Una señora de unos 32 años reclama en un
programa de televisión su derecho a pasear en andas una vagina de gomaespuma de
algo más de un metro de alto, por el centro de Málaga y gritando insultos hacia
la Iglesia Católica. Ataviada como si aún siguiera en sus años universitarios,
la activista afirma que está imputada
penalmente porque “en España la
Conferencia Episcopal continúa teniendo un poder que sobrepasa las leyes”.
Candidata al Congreso de los Diputados por Podemos en Málaga.
Un señor con 40 años toma la palabra en
la Diputación Provincial de Granada para afirmar que “Arnaldo Otegui es un preso político”, “un hombre clave para la paz en el País Vasco”. Entretanto confía
en que la Guardia Civil “se convierta en
una institución democrática”. Diputado Provincial por IU, hoy Unidos
Podemos.
Ambos han construido sus vidas recientes
en torno a este tipo de causas
reivindicativas. Sólo hay que visitar sus perfiles en la redes sociales para comprobar
el grado de exaltación que sienten por sus causas: feminismo y guerracivilismo, respectivamente.
En este activismo se insertan gran cantidad asuntos que poco o nada tienen
que ver con los grandes problemas del Estado: desahucios, maltrato animal,
memoria histórica, apoyo o rechazo al aborto, apoyo o rechazo a la inmigración,
etc. Asuntos que, en cierta medida, generan
importantes filias pero que no pueden ser asumidos de forma clara y contundente
por los grandes partidos.
¿Cuántos votos perdería el PSOE si
apoyara la abolición de las corridas de toros?. ¿Cuántos votos perdería el PP
si cerrara las puertas a la Ley de Memoria Histórica?. Los grandes partidos no
pueden asumir el coste político de tomar una determinada posición frente a
temas aparentemente irrelevantes para el conjunto de los ciudadanos.
La repercusión mediática de lo
políticamente correcto es muy elevada. Tanto que las minorías han ido ganando
espacios cada vez más amplios en el imaginario común de los votantes. Imponiendo
opiniones que hace unos años nos hubiesen parecido descabelladas.

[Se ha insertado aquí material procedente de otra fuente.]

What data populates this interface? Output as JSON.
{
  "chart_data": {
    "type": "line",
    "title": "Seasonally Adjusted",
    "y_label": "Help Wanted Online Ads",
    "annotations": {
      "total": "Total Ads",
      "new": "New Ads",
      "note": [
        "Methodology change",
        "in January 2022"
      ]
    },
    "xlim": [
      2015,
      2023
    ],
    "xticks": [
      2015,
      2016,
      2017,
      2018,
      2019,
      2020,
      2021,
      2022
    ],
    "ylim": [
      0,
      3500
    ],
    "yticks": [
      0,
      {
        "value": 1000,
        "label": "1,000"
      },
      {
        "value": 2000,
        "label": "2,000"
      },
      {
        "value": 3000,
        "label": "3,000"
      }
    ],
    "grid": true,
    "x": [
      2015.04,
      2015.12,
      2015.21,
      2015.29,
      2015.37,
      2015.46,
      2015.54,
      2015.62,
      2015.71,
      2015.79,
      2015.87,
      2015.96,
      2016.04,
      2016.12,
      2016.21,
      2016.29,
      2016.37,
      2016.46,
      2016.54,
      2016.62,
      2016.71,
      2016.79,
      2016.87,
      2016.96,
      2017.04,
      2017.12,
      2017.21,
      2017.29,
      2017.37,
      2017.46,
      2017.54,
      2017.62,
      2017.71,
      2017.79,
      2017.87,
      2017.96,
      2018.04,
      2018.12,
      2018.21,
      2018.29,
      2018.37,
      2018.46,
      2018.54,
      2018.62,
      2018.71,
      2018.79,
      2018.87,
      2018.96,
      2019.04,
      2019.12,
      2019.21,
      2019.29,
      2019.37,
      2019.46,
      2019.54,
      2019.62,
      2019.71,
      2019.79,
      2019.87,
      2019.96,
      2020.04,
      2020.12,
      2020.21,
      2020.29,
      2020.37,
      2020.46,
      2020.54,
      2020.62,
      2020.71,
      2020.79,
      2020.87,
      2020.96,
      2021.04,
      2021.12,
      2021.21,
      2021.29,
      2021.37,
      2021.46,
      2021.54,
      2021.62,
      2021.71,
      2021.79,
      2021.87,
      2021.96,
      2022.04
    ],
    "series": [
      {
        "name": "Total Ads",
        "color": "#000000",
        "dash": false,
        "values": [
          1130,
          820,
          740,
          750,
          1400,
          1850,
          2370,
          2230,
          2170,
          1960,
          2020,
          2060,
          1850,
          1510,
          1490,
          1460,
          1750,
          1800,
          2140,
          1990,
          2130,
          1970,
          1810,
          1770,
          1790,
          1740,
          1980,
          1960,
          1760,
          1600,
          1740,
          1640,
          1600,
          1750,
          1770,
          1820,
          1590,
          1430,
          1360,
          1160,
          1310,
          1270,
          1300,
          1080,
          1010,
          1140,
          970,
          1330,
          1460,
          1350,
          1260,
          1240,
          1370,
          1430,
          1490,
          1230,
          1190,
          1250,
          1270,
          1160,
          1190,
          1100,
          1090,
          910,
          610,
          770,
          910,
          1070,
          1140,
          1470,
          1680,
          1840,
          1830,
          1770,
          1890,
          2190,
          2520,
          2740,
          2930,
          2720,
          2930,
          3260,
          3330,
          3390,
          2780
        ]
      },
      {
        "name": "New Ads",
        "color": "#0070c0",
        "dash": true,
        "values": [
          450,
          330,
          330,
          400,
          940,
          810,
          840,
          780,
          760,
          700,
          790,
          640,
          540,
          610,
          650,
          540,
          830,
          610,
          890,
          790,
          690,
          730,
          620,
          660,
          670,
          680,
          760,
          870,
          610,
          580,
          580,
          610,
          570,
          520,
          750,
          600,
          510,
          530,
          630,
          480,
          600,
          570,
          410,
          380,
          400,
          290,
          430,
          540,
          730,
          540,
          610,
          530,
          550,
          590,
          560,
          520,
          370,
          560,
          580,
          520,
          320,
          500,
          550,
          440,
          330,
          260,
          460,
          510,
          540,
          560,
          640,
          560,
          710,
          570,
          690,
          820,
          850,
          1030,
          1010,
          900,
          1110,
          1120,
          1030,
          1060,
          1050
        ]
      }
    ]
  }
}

Sin embargo, existen partidos políticos
que son conscientes del poder de las minorías y han sido capaces de mimetizarse
con ellas para obtener su favor. Así, la suma de las minorías –cegadas por su
activismo militante- conforma una mayoría inaudita en España. Una mayoría que
lleva a compartir bandera a los militantes del sindicato del PER en Andalucía, con los del Espanya ens roba en Cataluña. Que cubre bajo un mismo techo a altos
cargos de las administraciones públicas y a personajes que dedicaron parte de
su vida a aplaudir y brindar por cada crimen de la banda armada ETA.
Todo vale para alcanzar el poder. Una vez
logrado, todo son símbolos, gestos, detalles, guiños, payasadas en sede
parlamentaria o consistorial para que los adeptos continúen unidos. Al fin y al
cabo, en eso consiste el activismo en
apoyar una causa, aunque la causa deje de estar vigente. En votar a ciegas
mientras la papeleta lleve en su discurso la justa causa a la que han dedicado
su blog, su muro en Twitter, su vida.
España enfrenta retos mucho más allá del
Toro de la Vega, de la procesión del coño insumiso, del uso de la estelada en un partido de fútbol. Retos que tienen que ver con la ausencia de un
rumbo claro y común en asuntos como la educación, la sanidad, las
infraestructuras o nuestra posición en el mundo. Pero serán las causas de las
minorías las que decidan quién nos gobernará en los próximos años, no les quepa
la menor duda. Al fin y al cabo, una importante mayoría de los votantes no tiene nada que perder... o eso creen ellos.